Source and reality monitoring can be explored through a series of questions, e.g.: Tell me about what you like to do?  Who does that with you? What do you do with your mom?  Tell me all about it?  What do you do with your dad?  Tell me what you do at school.  Tell me about your teacher.  So when you are alone with dad, do you remember feeling his hand touch your privates?  Did someone tell you he touched your privates?  If you remember him touching your privates, can you remember where you were?  Who else was there?  What happened next?  And then what?  How many times did he touch your privates? Can you tell us whether you remembered it happening first or did you hear about it from someone first? Are you ever confused about whether your mother told you or whether you actually remember it?  Do you ever think it was someone else?  How do you know it was your dad (teacher, etc.)?

Now some of these are hypothesis challenging and suggestive, but after the child has made the allegation and testified to it, you need to look for another hypothesis or explanation to confirm the child’s accurate recall and testimony or to impeach it.

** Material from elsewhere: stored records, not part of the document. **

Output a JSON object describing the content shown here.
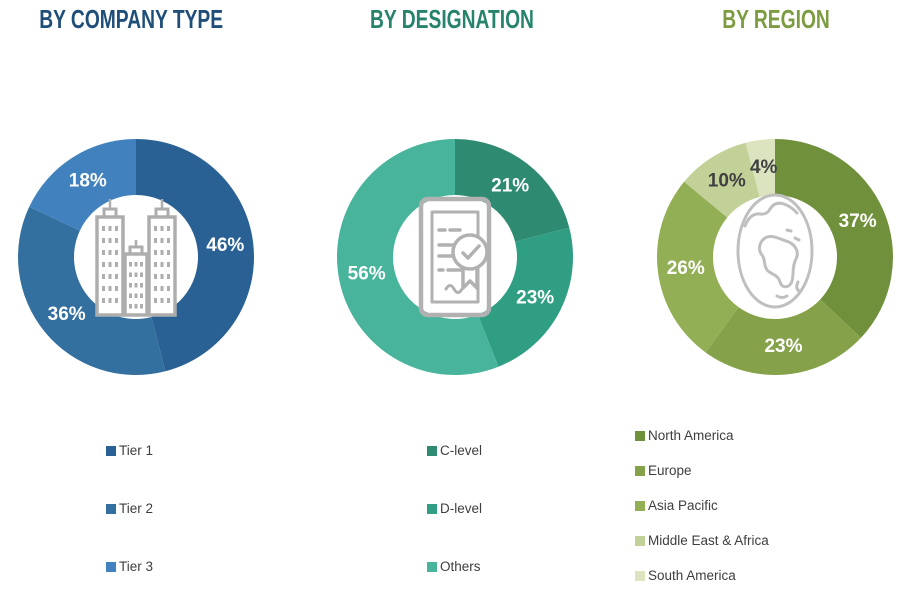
{
  "background": "#FFFFFF",
  "chart_data": [
    {
      "type": "pie",
      "variant": "donut",
      "title": "BY COMPANY TYPE",
      "title_color": "#1F4E79",
      "center_icon": "buildings-icon",
      "legend_position": "bottom",
      "slices": [
        {
          "label": "Tier 1",
          "value": 46,
          "display": "46%",
          "color": "#2A6194",
          "label_color": "#FFFFFF"
        },
        {
          "label": "Tier 2",
          "value": 36,
          "display": "36%",
          "color": "#33709F",
          "label_color": "#FFFFFF"
        },
        {
          "label": "Tier 3",
          "value": 18,
          "display": "18%",
          "color": "#4181BE",
          "label_color": "#FFFFFF"
        }
      ]
    },
    {
      "type": "pie",
      "variant": "donut",
      "title": "BY DESIGNATION",
      "title_color": "#27836C",
      "center_icon": "certificate-icon",
      "legend_position": "bottom",
      "slices": [
        {
          "label": "C-level",
          "value": 21,
          "display": "21%",
          "color": "#2E8B71",
          "label_color": "#FFFFFF"
        },
        {
          "label": "D-level",
          "value": 23,
          "display": "23%",
          "color": "#2F9E83",
          "label_color": "#FFFFFF"
        },
        {
          "label": "Others",
          "value": 56,
          "display": "56%",
          "color": "#47B49B",
          "label_color": "#FFFFFF"
        }
      ]
    },
    {
      "type": "pie",
      "variant": "donut",
      "title": "BY REGION",
      "title_color": "#7D9C42",
      "center_icon": "globe-icon",
      "legend_position": "bottom",
      "slices": [
        {
          "label": "North America",
          "value": 37,
          "display": "37%",
          "color": "#71903C",
          "label_color": "#FFFFFF"
        },
        {
          "label": "Europe",
          "value": 23,
          "display": "23%",
          "color": "#85A24A",
          "label_color": "#FFFFFF"
        },
        {
          "label": "Asia Pacific",
          "value": 26,
          "display": "26%",
          "color": "#93AF55",
          "label_color": "#FFFFFF"
        },
        {
          "label": "Middle East & Africa",
          "value": 10,
          "display": "10%",
          "color": "#C1D197",
          "label_color": "#404040"
        },
        {
          "label": "South America",
          "value": 4,
          "display": "4%",
          "color": "#DBE4BE",
          "label_color": "#404040"
        }
      ]
    }
  ]
}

Henderson in (Westcott, H., Davies, G., and Bull, H. (2002) in their handbook Children’s Testimony outline the reasons children lie.  Of particular interest, however, is the discussion of cross-examination.  Studies reveal that lawyers tend to believe children were capable of remembering events accurately and being reliable witnesses and believed that false allegations of sexual abuse were rare (p. 280). Further, they had little idea of the possible causes of false allegations or the power of suggestion and therefore were not well equipped at mounting a defense. Attorneys were hesitant to use the age-appropriate language of the child. They also vastly underestimate the high proportion of cross-examination questions the child misunderstands.  Manuals suggest direct examination be in chronological and logical order to help the comprehension and retention of evidence and advise cross-examiners change subjects rapidly to confuse dishonest witnesses.  Much of cross-examination theory she holds is in the effort of persuasion rather investigation and emphasizes controlling the witnesses disclosures.  She reports that children are often cross-examined with the same goal.

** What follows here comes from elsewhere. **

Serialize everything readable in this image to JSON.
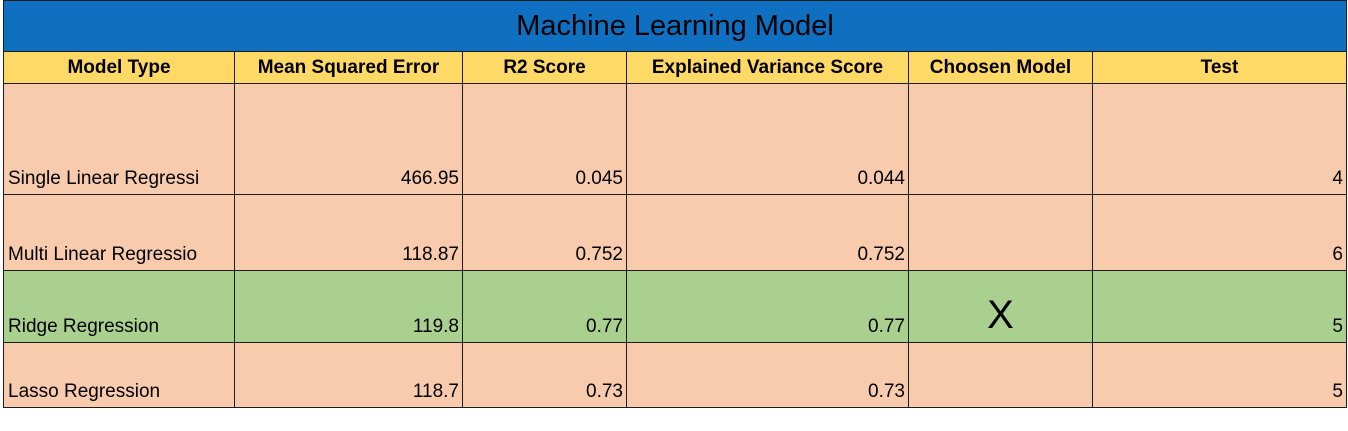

Direct examination is used not as investigatory, but as simply an organizer for the witness to retell his story.

Cross-examination is not investigatory, it is intended to break down the story told, reshape it, or discredit the witness.  Child witnesses are treated similarly and the power of suggestion is even greater with them.  The attorney’s attitude toward the child must be accepting warm and even calming.  His attitude about the child’s version of his testimony can be incredulous and conveyed in his tone of voice suggesting to the child he should search for another version more pleasing to the cross-examining attorney.  Cross-examination breaks most of the rules of a forensic psychiatric evaluation.  Indeed, I suspect you would use most of the errors of a forensic evaluation in order to manipulate the testimony on cross e.g. suggestion, leading, asking if the child would like to rethinks his answer or response about a certain piece of testimony, etc. But, remember the cross-examining defense attorney is speaking to the court as well as the child. The jury to some extent will respond to your examination and factor that into their evaluation of the child’s credibility.  Jurors remain generally sympathetic to child witnesses and attorneys must be sympathetic as well.  Remember, the child witness-whether confused, honest or purposefully deceitful – he is stressed, conflicted, frightened, and guilt ridden and needs your compassion.

X.         SUMMARY

A criminal defense attorney needs to understand the issues and dynamics leading to false or incorrect allegations of sexual abuse of a child. This understanding of alternative hypotheses; of false allegations, of suggestibility, of influences on children’s memory and reports are all critical in developing an understanding of your clients predicament and how to defend him against erroneous accusations.